The city is currently migrating 23,000 employees across 60 departments and agencies to Microsoft Exchange Online, SF CIO Jon Walton said in a news conference Wednesdy. Exchange Online is a cloud-based enterprise messaging platform that offers email, calendaring and collaboration features.

San Francisco will pay $1.2 million a year--or $6.50 per month, per user--for hosted email and archiving on the service, which will be hosted in Microsoft's data centers, Walton said. He said the cost savings of the deal is one of the ways the IT department is achieving a 20% cost reduction required by the city, which is experiencing budget cuts.

The various CIOs in city government considered several cloud-based email and collaboration services when they decided to make the move to the cloud, including ones from Google and IBM, Walton said. However, Microsoft's Hosted Exchange Online and its Business Productivity Online Suite--which offers cloud-based collaboration, worker productivity, and other solutions--fit more into the city's strategic long-term direction, he said.

"It was a unanimous [decision] of all of the CIOs in the city that this is the one we wanted to adopt," Walton said.

Currently, San Francisco has about 15,000 email inboxes leveraging Lotus Notes on two different systems, he said. The remainder of the 23,000 users in the migration are spread across five different on-premises Exchange systems.

While the initial contract is for Microsoft Exchange Online, Walton said the city is considering moving other on-premise applications to other aspects of BPOS in the future. Migration to the new cloud email system has already begun and will continue over the next year, he added, after which the city will consider its future cloud options.

State and local governments around the country are following the federal government's lead and leveraging the cloud for a variety of solutions to increase IT efficiencies and save money. Email seems to be the first application of choice for many government agencies to move to the cloud.

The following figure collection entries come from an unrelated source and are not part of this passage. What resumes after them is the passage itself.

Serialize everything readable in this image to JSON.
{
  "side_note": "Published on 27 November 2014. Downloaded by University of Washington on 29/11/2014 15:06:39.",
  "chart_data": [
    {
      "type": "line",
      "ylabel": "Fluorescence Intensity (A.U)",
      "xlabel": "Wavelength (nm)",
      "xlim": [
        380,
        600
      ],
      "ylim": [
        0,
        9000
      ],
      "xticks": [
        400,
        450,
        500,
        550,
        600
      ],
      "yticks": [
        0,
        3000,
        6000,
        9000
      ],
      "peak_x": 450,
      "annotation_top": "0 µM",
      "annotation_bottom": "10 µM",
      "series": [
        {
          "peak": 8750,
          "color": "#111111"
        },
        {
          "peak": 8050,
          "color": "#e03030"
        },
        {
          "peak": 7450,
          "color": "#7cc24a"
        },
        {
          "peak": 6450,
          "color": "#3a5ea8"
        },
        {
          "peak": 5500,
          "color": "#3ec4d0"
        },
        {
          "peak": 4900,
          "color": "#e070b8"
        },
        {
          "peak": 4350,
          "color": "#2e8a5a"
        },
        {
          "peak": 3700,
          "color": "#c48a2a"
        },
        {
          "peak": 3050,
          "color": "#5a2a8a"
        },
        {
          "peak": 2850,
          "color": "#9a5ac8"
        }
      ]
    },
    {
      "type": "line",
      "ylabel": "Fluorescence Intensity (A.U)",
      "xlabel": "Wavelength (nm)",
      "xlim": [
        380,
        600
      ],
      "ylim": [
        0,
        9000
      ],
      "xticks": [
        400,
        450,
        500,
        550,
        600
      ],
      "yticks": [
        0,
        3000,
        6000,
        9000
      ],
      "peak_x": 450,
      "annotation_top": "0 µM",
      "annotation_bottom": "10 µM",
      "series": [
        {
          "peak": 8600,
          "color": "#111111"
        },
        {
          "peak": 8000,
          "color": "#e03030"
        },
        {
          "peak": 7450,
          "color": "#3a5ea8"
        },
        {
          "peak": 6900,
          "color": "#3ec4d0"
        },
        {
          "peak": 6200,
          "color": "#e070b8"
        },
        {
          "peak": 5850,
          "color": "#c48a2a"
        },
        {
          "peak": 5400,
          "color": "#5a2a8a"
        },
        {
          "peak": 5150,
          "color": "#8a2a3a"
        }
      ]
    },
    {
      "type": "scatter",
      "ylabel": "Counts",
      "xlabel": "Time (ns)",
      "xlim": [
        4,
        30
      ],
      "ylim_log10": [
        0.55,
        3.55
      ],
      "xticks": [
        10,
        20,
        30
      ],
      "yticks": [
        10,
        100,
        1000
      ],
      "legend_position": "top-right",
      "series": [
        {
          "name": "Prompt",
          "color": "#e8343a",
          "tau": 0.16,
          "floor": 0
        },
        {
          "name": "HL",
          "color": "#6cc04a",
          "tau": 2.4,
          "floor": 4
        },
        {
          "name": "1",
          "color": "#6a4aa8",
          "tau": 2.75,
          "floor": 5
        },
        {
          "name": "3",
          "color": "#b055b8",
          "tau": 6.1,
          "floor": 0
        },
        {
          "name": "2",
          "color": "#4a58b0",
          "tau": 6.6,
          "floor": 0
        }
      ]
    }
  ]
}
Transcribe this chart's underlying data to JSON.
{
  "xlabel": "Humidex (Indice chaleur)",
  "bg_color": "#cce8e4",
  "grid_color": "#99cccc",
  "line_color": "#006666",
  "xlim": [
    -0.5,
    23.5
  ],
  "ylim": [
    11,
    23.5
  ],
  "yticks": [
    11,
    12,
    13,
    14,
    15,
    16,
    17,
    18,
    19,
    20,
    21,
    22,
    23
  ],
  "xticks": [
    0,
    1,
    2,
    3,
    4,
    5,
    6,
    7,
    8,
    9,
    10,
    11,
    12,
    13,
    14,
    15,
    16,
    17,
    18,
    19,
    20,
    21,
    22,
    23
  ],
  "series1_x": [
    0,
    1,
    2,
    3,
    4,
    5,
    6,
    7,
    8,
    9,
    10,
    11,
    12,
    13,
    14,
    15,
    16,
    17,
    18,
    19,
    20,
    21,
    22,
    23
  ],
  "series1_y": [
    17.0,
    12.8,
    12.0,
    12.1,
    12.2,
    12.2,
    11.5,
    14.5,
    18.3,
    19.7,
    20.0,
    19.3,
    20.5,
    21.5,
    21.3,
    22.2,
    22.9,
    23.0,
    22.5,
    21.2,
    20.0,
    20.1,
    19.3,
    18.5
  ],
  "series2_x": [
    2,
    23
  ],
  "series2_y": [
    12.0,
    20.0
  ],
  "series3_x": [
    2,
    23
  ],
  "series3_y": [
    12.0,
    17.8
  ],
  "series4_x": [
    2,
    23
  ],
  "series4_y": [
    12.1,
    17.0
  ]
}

At the federal level, the General Services Administration and the Department of Agriculture are among agencies that have consolidated or are consolidating disparate email systems on a single one that is cloud-based, services U.S. CIO Vivek Kundra recently lauded as cost savings successes for the federal "cloud first" mandate. The initiative demands that federal agencies consider the cloud first when implementing new IT projects and also asked agencies to identify three existing systems they could move to the cloud.